More information about the business operations of the LockBit ransomware gang have emerged, a day after the UK National Crime Agency (NCA) and partners were able to apparently disrupt the group and deface its leak site.
According to The Register, the NCA found 187 groups and individuals registered inside the LockBit affiliate portal. LockBit operated on a Ransomware-as-a-Service (RaaS) model, in which various groups signed up and used the encryptor and the infrastructure, in exchange for a cut of the profits (the ransom payment, essentially).
The law enforcement says the affiliates registered between January 31, 2022, and February 5, 2024.
“Have a nice day”
“Hello [user name], Law Enforcement has taken control of LockBit’s platform and obtained all the information held on there. This information relates to the LockBit group and you, their affiliate,” the NCA said in a message left on the affiliate portal, following defacement. “We have source code, details of the victims you have attacked, the amount of money extorted, the data stolen, chats, and much, much more. You can thank Lockbitsupp and their flawed infrastructure for this situation… we may be in touch with you very soon.”

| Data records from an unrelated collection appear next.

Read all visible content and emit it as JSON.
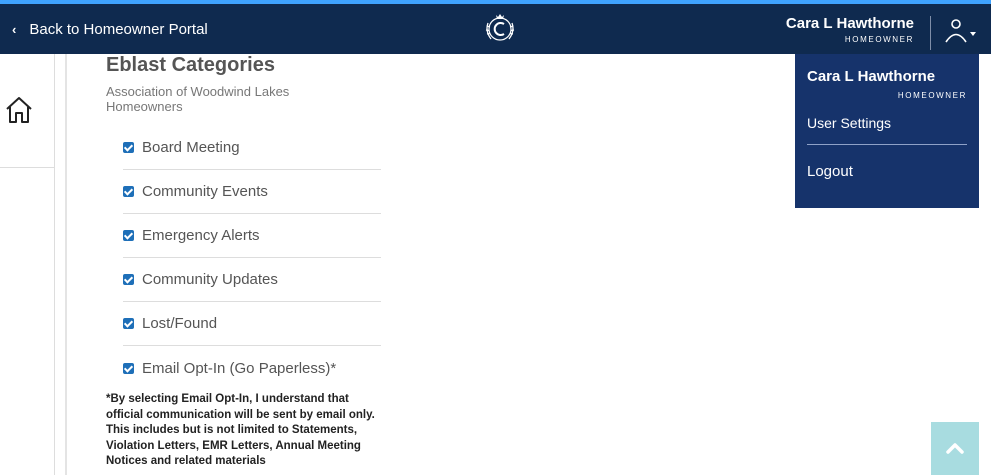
{
  "header": {
    "back_label": "Back to Homeowner Portal",
    "user_name": "Cara L Hawthorne",
    "user_role": "HOMEOWNER",
    "icons": {
      "back": "chevron-left-icon",
      "logo": "community-crest-logo",
      "user": "user-icon"
    }
  },
  "sidebar": {
    "icons": {
      "home": "home-icon"
    }
  },
  "main": {
    "title": "Eblast Categories",
    "subtitle": "Association of Woodwind Lakes Homeowners",
    "categories": [
      {
        "label": "Board Meeting",
        "checked": true
      },
      {
        "label": "Community Events",
        "checked": true
      },
      {
        "label": "Emergency Alerts",
        "checked": true
      },
      {
        "label": "Community Updates",
        "checked": true
      },
      {
        "label": "Lost/Found",
        "checked": true
      },
      {
        "label": "Email Opt-In (Go Paperless)*",
        "checked": true
      }
    ],
    "note": "*By selecting Email Opt-In, I understand that official communication will be sent by email only. This includes but is not limited to Statements, Violation Letters, EMR Letters, Annual Meeting Notices and related materials"
  },
  "dropdown": {
    "user_name": "Cara L Hawthorne",
    "user_role": "HOMEOWNER",
    "settings_label": "User Settings",
    "logout_label": "Logout"
  },
  "colors": {
    "header_bg": "#0f2a4f",
    "dropdown_bg": "#16336b",
    "checkbox": "#1e6fb8",
    "scroll_top_bg": "#a8dce0",
    "accent_top": "#3fa3ff"
  }
}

“If you would like to contact us directly, please get in touch. Have a nice day.”
LockBit is a Russia-based ransomware group that was considered one of the biggest threats – if not the biggest threat – in the ransomware industry. Given the location, arrests are highly unlikely, but the NCA, together with the FBI and a host of other law enforcement agencies, managed to infiltrate LockBit’s infrastructure and take it down. Whether or not LockBit returns in one form or another remains to be seen. However, with law enforcement turning their attention towards the affiliates, it’s possible that the ransomware industry will change forever.
“A large amount of data has been exfiltrated from LockBit’s platform before it was all corrupted,” a notice now stands on the LockBit website. “With this data, the NCA and partners will be coordinating further enquiries to identify the hackers who pay to be a LockBit affiliate. Some basic details published here for the first time.”
Ciaran Martin, the former head of the UK’s National Cyber Security Centre told the BBC that this was “one of the most consequential disruptions ever undertaken” against a ransomware operator. “Certainly by far the biggest ever led by British police.”